Financial highlights

  • GAAP and core net investment income were both $0.27 per share for the quarter.

  • Total investment income for the quarter was $70.1 million, up from $67.0 million year-over-year.

  • Total expenses increased to $43.5 million from $37.0 million, mainly due to higher interest expense and one-time credit facility amendment costs.

  • Net realized and unrealized losses on investments totaled $30–32.3 million, resulting in a net decrease in net assets from operations of $(3.6) million ($(0.04) per share).

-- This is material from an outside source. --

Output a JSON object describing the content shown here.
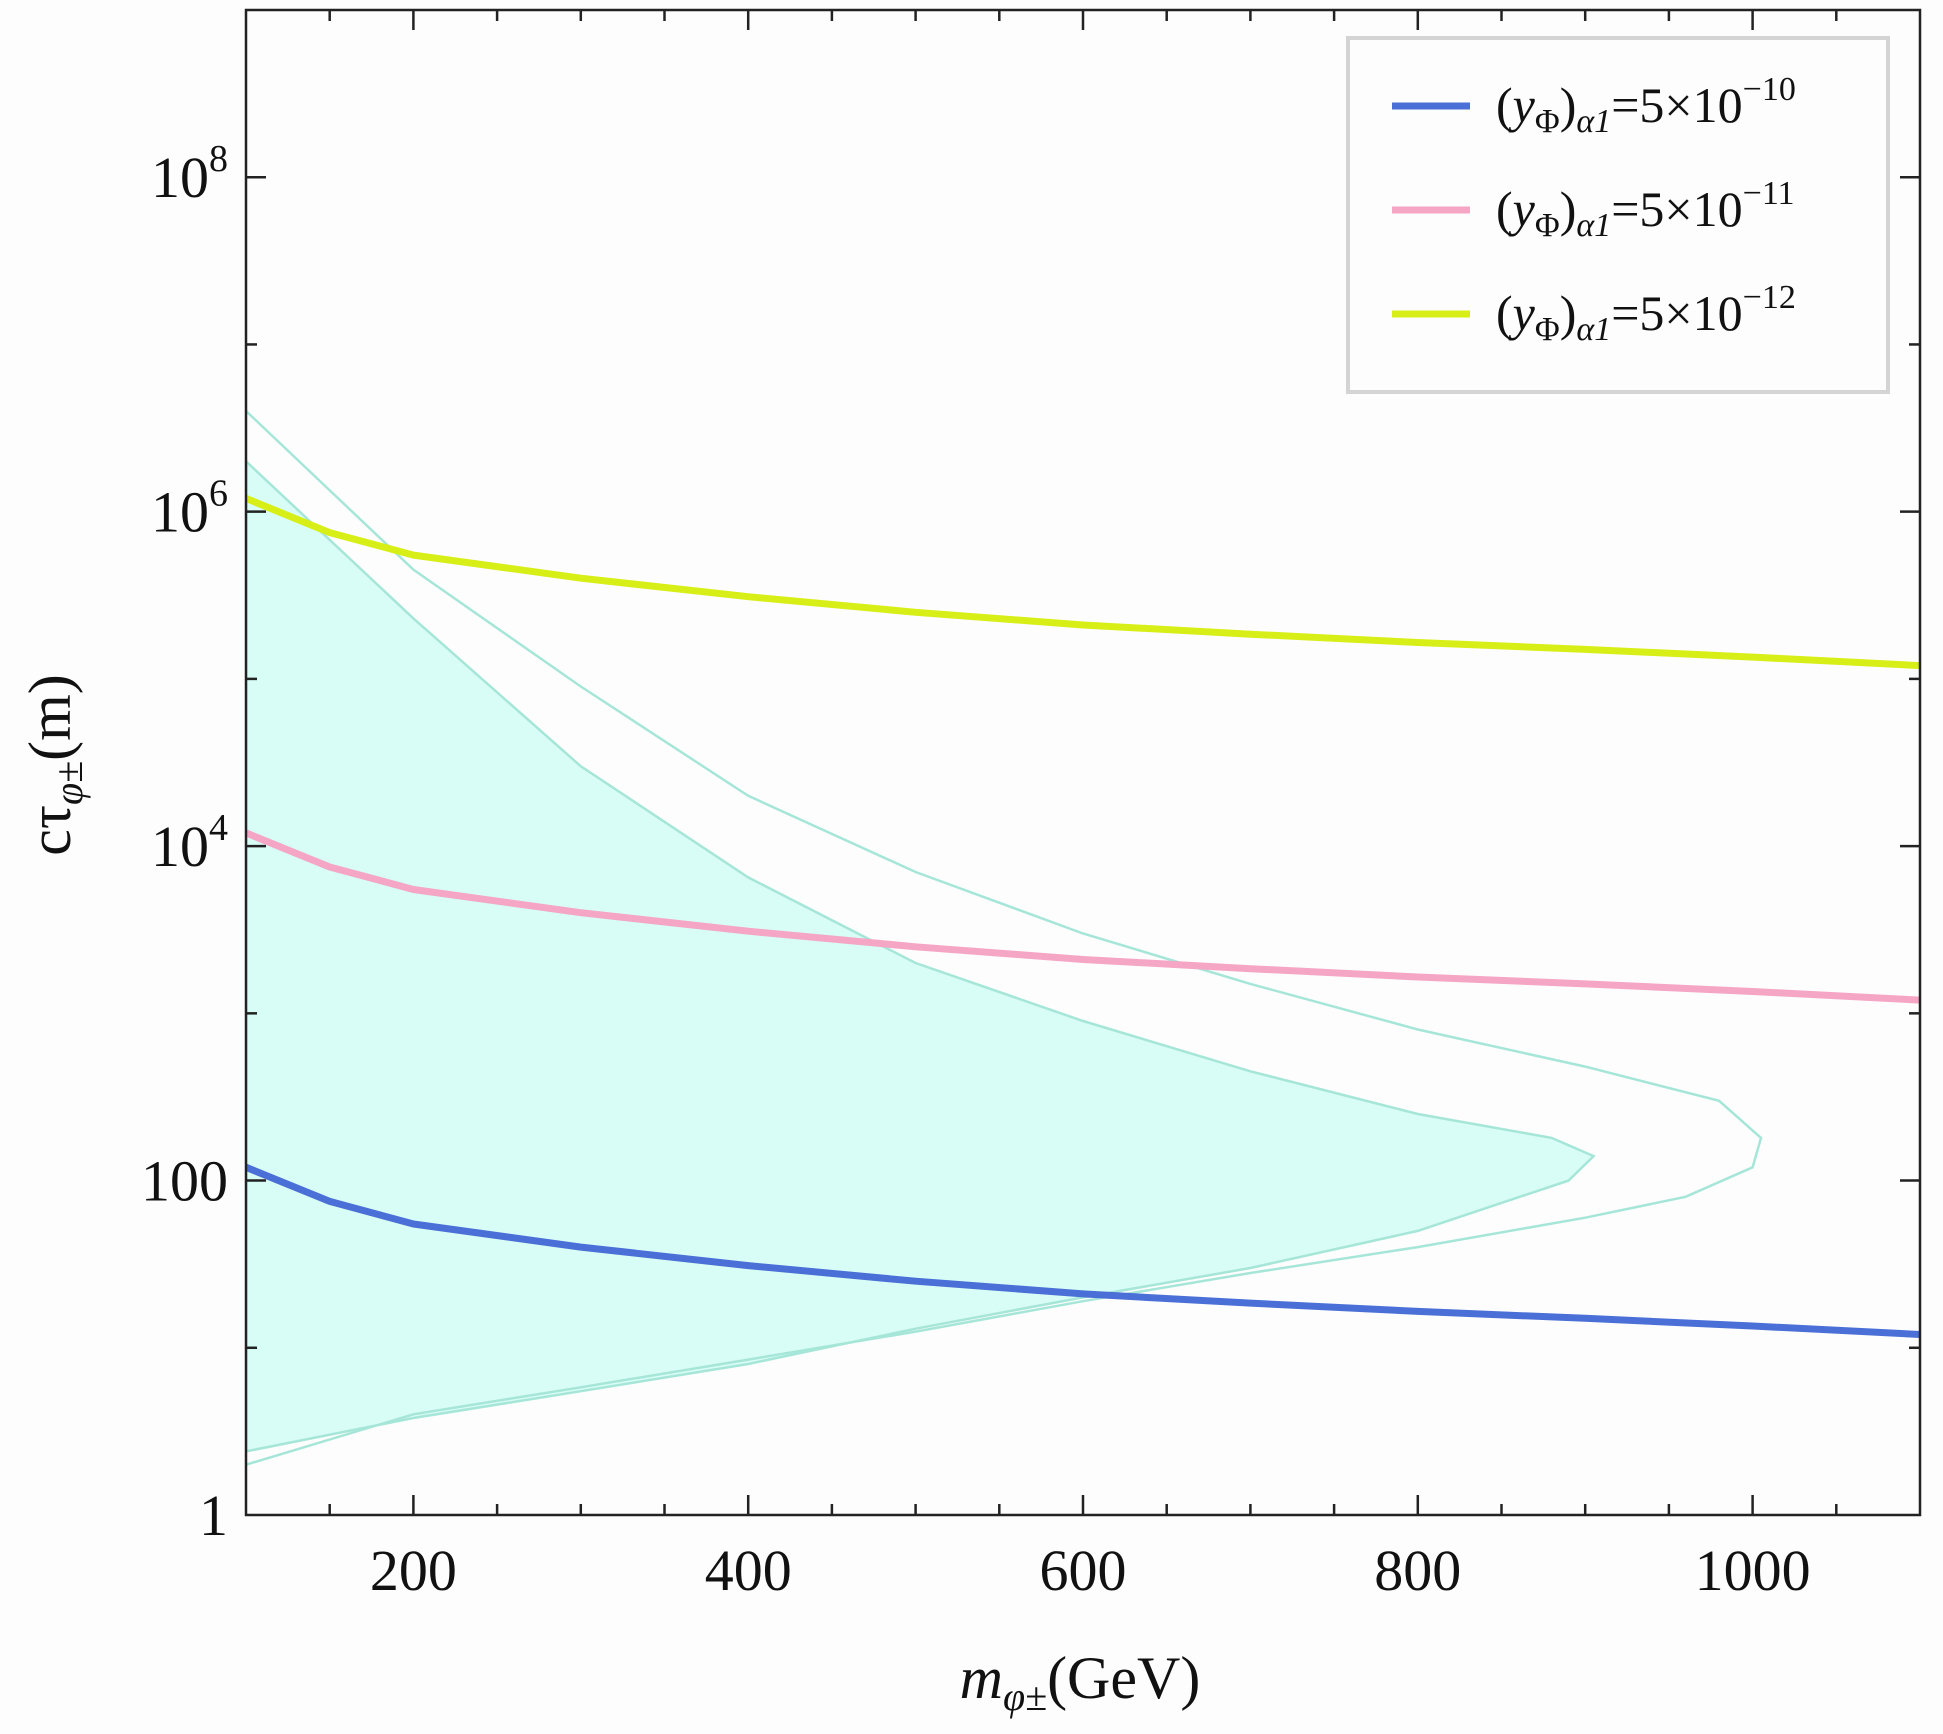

  • Distributions declared were $0.3075 per share, totaling $30.5 million for the quarter.

Outlook and guidance

  • Management expects to continue focusing on floating rate loans to U.S. middle-market companies, maintaining a portfolio with at least 80% in floating rate assets and at least 65% in first lien secured debt.

  • The company intends to maintain monthly distributions, subject to available net investment income and compliance with asset coverage requirements.

  • PSSL II joint venture is expected to support future NII growth and dividend coverage as it scales toward a $1 billion asset target, with timing dependent on M&A activity.

  • Increased M&A activity in the private middle market is expanding the investment pipeline and expected to drive portfolio repayments and equity rotation.

  • Management is confident in maintaining a stable dividend and sees upside potential from equity co-investments as M&A accelerates.